Transplantation of ITT (SSCs within their niche)

The main aim of tissue transplantation rather than cell transplantation is that cellular interactions within the SC niche are preserved, which is important for germ-cell proliferation and maturation.⁹¹ However, as grafting of thawed ITT contaminated by leukemic cells has resulted in development of generalized leukemia in rats,⁹² this technique must be restricted to nonhematological or nonmetastasizing cancers and to benign disorders requiring gonadotoxic therapies.

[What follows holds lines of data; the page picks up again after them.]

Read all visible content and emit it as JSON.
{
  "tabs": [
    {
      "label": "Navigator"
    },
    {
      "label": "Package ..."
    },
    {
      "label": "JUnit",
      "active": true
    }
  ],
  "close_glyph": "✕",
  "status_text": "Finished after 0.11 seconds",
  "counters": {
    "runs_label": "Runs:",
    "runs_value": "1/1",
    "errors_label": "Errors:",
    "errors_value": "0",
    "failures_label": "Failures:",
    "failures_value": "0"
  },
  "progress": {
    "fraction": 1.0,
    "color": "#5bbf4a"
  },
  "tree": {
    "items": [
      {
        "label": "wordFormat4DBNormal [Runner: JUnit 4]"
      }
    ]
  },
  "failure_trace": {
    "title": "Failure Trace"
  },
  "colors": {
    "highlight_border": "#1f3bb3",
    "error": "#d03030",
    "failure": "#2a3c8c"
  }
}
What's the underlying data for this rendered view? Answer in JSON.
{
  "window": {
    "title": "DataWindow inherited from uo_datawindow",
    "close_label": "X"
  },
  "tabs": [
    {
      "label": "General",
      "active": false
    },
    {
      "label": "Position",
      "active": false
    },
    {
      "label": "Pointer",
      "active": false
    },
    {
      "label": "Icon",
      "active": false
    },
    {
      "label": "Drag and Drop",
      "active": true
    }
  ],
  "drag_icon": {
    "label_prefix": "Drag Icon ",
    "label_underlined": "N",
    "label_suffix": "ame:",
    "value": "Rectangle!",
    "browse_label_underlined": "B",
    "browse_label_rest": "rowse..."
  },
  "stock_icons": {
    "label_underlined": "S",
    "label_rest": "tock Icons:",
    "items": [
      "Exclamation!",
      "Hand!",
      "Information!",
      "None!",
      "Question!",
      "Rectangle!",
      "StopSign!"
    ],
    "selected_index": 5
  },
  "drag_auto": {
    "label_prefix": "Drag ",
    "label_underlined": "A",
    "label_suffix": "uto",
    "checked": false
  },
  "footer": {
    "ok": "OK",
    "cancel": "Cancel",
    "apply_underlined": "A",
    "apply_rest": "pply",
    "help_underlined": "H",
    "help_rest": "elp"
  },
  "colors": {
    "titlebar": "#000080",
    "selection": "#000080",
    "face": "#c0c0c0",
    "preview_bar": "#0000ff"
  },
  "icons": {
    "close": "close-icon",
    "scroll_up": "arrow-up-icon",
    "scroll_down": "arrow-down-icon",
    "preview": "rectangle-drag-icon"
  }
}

Xenotransplantation of mouse, rabbit, porcine, Japanese quail, and cynomolgus monkey ITT to nude mice leads to offspring generated with sperm retrieved from the in vivo matured grafts.^93–96 With regard to human ITT, experiments have shown a blockade of differentiation at the pachytene spermatocyte stage, probably due to the phylogenetic distance between the mice and humans.^11,97 Different grafting sites have been put forward. Intratesticular grafting was proposed as a grafting site, assuming that it could be advantageous to transplant the tissue into its natural environment with high testosterone levels and that breeches created in the parenchyma to insert the graft favor donor SSC colonization, although human germ-cell differentiation was still arrested at the spermatocyte stage.^98,99 For obvious microbiological reasons, xenotransplantation cannot be considered for clinical purposes. Autologous transplantation of ITT, however, suppresses such animal contamination risks (Figure 3). Initially, ectopic transplantation in monkeys showed meiotic arrest.^100,101 Importantly, Jahnukainen et al reported sperm maturation after autologous grafting of cryopreserved ITT into the scrota of busulfan-treated monkeys, suggesting that the technique could be translated to the clinic.¹³ Very recently, this potential was further supported by successful production of sperm and generation of a healthy baby following autologous transplantation of rhesus macaque ITT. Interestingly, offspring were obtained with sperm recovered from a scrotal graft, but the authors did not detect any differences in the percentage of STs displaying complete spermatogenesis between grafting sites (back skin and scrotum).¹⁰²

In vitro maturation of SSCs

The aim of IVM is to promote in vitro differentiation of SSCs into spermatozoa able to fertilize an oocyte during an assisted reproductive technology (ART) procedure (Figure 3). This strategy presents an advantage over transplantation to avoid the risk of disease relapse in cases of tissue contamination with neoplastic cells.

IVM of dissociated TCs

In mammals, in vitro differentiation of germ cells seems to require a 3D rather than 2D environment considering promising results obtained in monkeys¹⁰³ and humans¹⁰⁴ using soft-agar and methylcellulose-culture systems. With regard to human SSCs, postmeiotic cells in 2 of 6 immature TCSs cultured in a methylcellulose system and spermatozoon-like cells (based on mitochondria localization) in 1 out of 6 cultured TCSs were obtained in one study.¹⁰⁴ In another, spermatozoon-like cells were also generated using chitosan cylinders to culture dissociated STs from adult transsexual patients after hormonal therapy.¹⁰⁵ However, whether differentiated germ cells originate from SSCs or spermatogonia already committed to differentiation remains unknown. Recently, the fertilization capacity of round spermatids obtained after IVM of human GPR125⁺ spermatogonia was demonstrated using mouse oocytes with subsequent 8-cell stage embryo development.¹⁰⁶

IVM of intact ITT (SSCs within their niche)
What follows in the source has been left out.